Join us for a glamorous night of dinner, drinks, and dancing as the historic Rosen House lights up in celebration of its 75th Anniversary. This elegant evening is inspired by Truman Capote’s legendary 1966 Ball. Masks and fans are encouraged and, of course, formal black or white attire.
Proceeds will benefit Caramoor, the historic Rosen House, and the Young Artists Mentoring and Arts-in-Education Programs.
Honoring Michael and Nina Stanton for their generous support to the Rosen House and its new initiatives
Lena Olin and Lasse Hallström, Honorary Chairs
Mia Farrow and Frank Sinatra
Truman Capote’s Black & White Ball
“The Black and White Ball was a work of performance art. It was a work that was every bit as important to Truman Capote as everything that he wrote.” says Deborah Davis, the author of Party of the Century. Her book attempts to capture Capote’s Black and White Ball held on November 28, 1966 at the Plaza Hotel in New York.
This year’s Soirée has been inspired by this elaborate celebration. Capote’s celebration honored The Washington Post publisher Katharine Graham. The eclectic 540-person guest list consisted of Frank Sinatra and his then-wife Mia Farrow, Andy Warhol, Greta Garbo, the Kennedys and Rockefellers; just to name a few. Capote’s social circle included several lovely ladies, such as Babe Paley, which he referred to as ‘swans’. Men were asked to dress in black and wear black masks and the ladies to dress in either black or white with white masks and fans. The original menu wasn’t as chic as the guests’ masks and outfits. The midnight buffet featured chicken hash, spaghetti Bolognese, scrambled eggs, sausages, pastries and coffee. To drink, Capote laid in 450 bottles of Taittinger champagne. In addition to adopting highlights from the menu, our décor emulates Capote’s original ball. The Peter Duchin Orchestra, who will be performing after dinner this evening, played the original ball. Capote spent a total of $16,000 on the ball.

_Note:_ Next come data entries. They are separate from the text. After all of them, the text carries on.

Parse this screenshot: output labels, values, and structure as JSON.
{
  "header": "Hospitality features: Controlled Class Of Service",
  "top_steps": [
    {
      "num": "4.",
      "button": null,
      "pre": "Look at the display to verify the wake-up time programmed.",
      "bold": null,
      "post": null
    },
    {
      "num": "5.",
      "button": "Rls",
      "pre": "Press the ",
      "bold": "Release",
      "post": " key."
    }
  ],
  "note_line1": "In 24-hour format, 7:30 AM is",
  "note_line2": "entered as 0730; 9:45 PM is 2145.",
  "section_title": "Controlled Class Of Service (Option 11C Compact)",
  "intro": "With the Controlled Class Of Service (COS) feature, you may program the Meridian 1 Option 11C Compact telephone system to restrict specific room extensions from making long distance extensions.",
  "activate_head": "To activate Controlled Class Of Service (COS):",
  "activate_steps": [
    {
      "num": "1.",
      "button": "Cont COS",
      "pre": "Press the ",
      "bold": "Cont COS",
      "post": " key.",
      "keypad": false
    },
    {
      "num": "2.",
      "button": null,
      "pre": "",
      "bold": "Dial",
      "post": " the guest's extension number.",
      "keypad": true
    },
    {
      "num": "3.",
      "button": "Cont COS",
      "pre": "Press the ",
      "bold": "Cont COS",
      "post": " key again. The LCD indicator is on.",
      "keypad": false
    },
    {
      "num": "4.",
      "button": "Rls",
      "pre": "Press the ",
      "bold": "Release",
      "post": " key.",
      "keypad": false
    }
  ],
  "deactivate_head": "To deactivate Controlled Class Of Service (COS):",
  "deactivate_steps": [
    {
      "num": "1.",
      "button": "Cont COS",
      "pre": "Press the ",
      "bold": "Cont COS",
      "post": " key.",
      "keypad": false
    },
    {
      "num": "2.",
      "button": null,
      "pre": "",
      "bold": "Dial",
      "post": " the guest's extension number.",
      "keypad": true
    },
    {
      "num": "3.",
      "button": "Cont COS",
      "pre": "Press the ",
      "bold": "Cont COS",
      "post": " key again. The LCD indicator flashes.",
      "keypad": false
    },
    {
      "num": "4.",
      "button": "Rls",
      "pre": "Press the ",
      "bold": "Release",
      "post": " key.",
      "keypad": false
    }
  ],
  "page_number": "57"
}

Guy Mintus, pianist and composer
Young up-and-coming, Israeli pianist and composer, Guy Mintus, has performed on stages such as the Kennedy Center, Jazz at Lincoln Center, the Apollo Theater, and Symphony Space, and at the Red Sea Jazz Festival and the Israel Festival. He has appeared with such luminaries as Grammy-winner Howard Levy, Grammy-nominated Arturo O’Farrill’s Afro Latin Jazz Orchestra, jazz legend Sheila Jordan, and many more.
Mr. Mintus’s interest in, and passion for, world music and connecting with people through cultural understanding has led him to interact with masters of several musical traditions including: Persian Santur master Qui Hagigi; Turkish neyzen player Volkan Incüvez; Greek bouzouki master Yannis Loulourgas; African kora icon Yacouba Sissoko; and virtuoso Tabla player Pandit Samir Chatterjee, and many more.
Mr. Mintus’s recent awards include The ASCAP Foundation’s Herb Alpert Young Jazz Composer Award and the Fran Morgenstern Davis Scholarship, as well as two Down Beat Magazine Student Awards for Outstanding Jazz Performance and Arrangement. His recent appearances include a solo concert, entitled the “Mediterranean Piano,” at the Samos Young Artists Festival in Greece, and a performance at the Boulder Jewish Festival in Boulder, Colorado with the Offlines Project, a cross-borders ensemble co-led with Turkish-Israeli percussionist, Oudist, and composer Yinon Muallem.